Another storytelling motif employed in Stamped is using a few key figures from American history as lenses through which to view developments in the culture and politics. One of these is activist, author and educator Angela Davis (b. 1944), who rose to prominence in the early 1970s for her role in the Soledad prison uprising. Davis was the subject of a recent graphic biography, Ms Davis (French, 2020; English language edition from Fantagraphics, 2023), by the French creative team of writer Sybille Titeux de la Croix and artist Amazing Ameziane, translated by Jenna Allen.

Ms Davis departs from the conventions of graphic biography by offering snippets of Davis’s life out of chronological order, often with fictional embellishments to serve a greater narrative purpose. Amazing Ameziane deploys different artistic styles and approaches for different scenes, sometimes presenting stories in the form of newspaper comic strips, others calling to mind the iconic design look of Milton Glazer, and some in the style of 19th century book illustration. While the book gestures at the full arc of Davis’s life and career, it keeps its focus primarily on the Soledad incident and its aftermath, which saw Davis acquitted of murder and conspiracy charges.

The Eisner Award winning graphic history The Black Panther Party (PRH, 2021) by David Walker and Marcus Kwame Anderson provides further historical context for this late 60s and early 70s era of radical activism. It does so using a straightforward chronological history approach that captures the founding of the party by radicals disenchanted with the slow assimilationist approach of the 1960s Civil Rights movement, to its demise amid police violence and internal discord.

While The Black Panther Party is a good, concise overview of the history, it is not the best showcase for the distinctive storytelling styles of either collaborator. For that, we will need to wait for the duo’s forthcoming magnum opus, Big Jim and the White Boy: An American Classic Reimagined (Ten Speed Graphic/PRH), one of the most profound, ambitious and emotionally hard-hitting graphic novels ever attempted. Look for a full review closer to the release date in October.

Activists like Davis and the Panthers understood the importance of culture as a vehicle for changing consciousness. The Graphic History of Hip Hop (The Graphic History Company, 2024) by Walter Greason and Tim Fielder, clearly traces the roots of the popular musical style in the history and sociology of post-Civil Rights-era Black communities, particularly in New York City, and tying the artistic qualities of hip hop to the ideologies of Pan-Africanism and Afrofuturism.

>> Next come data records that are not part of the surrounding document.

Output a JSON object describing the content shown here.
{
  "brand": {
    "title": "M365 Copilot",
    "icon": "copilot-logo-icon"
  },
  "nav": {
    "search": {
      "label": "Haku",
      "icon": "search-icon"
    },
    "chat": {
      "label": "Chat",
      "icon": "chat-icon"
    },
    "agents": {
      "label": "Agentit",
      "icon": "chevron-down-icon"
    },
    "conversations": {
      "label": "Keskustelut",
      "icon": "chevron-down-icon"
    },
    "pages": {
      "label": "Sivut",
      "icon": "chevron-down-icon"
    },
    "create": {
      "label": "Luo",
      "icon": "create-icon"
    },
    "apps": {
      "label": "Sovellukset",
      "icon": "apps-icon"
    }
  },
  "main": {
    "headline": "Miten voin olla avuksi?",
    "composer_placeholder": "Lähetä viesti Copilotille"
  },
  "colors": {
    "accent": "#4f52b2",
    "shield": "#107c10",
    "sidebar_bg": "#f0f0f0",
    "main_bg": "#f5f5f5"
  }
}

Originally conceived as an educational comic for the New York Public School System’s Civics for All series, The Graphic History of Hip Hop calls out key artists and trends from the birth of scratching and sampling in the 1970s through to the early 2000s, typically offering a short quote of key lyrics. These are accompanied by Fielder’s illustrative paintings, which do an excellent job capturing likenesses and iconic moments without looking like redrawn stock photos. Contextualizing hip hop within African-American and diaspora experiences elevates this project from being a dry recitation of the style’s “greatest hits.”

Fielder’s next project is an adaptation of The Comet, a short story by the great Black scholar and historian W.E.B. Dubois (who also features prominently in Stamped from the Beginning), due out in January, 2025. DuBois’s pioneering work The Souls of Black Folk was recently adapted in graphic format as W.E.B. Dubois Souls of Black Folk: A Graphic Interpretation (2023, Rutgers University Press) by artist Paul Peart-Smith, edited by Paul Buhle and Herb Boyd. Peart-Smith uses an easy-to-read but highly polished, painterly style and hand lettering to bring DuBois’s prescient 1903 classic to life for a contemporary audience. This is another book that features a lot of text, but really benefits from a thoughtful approach to graphic storytelling.

There are of course dozens of other worthwhile graphic novels from the past several years that elevate African-American voices and stories. These particular titles, however, are engaged in a more specific and urgent project: recapturing and reframing historical narratives that are currently under systematic cultural assault. What better way to honor Juneteenth than recognizing the truth and validity of these voices?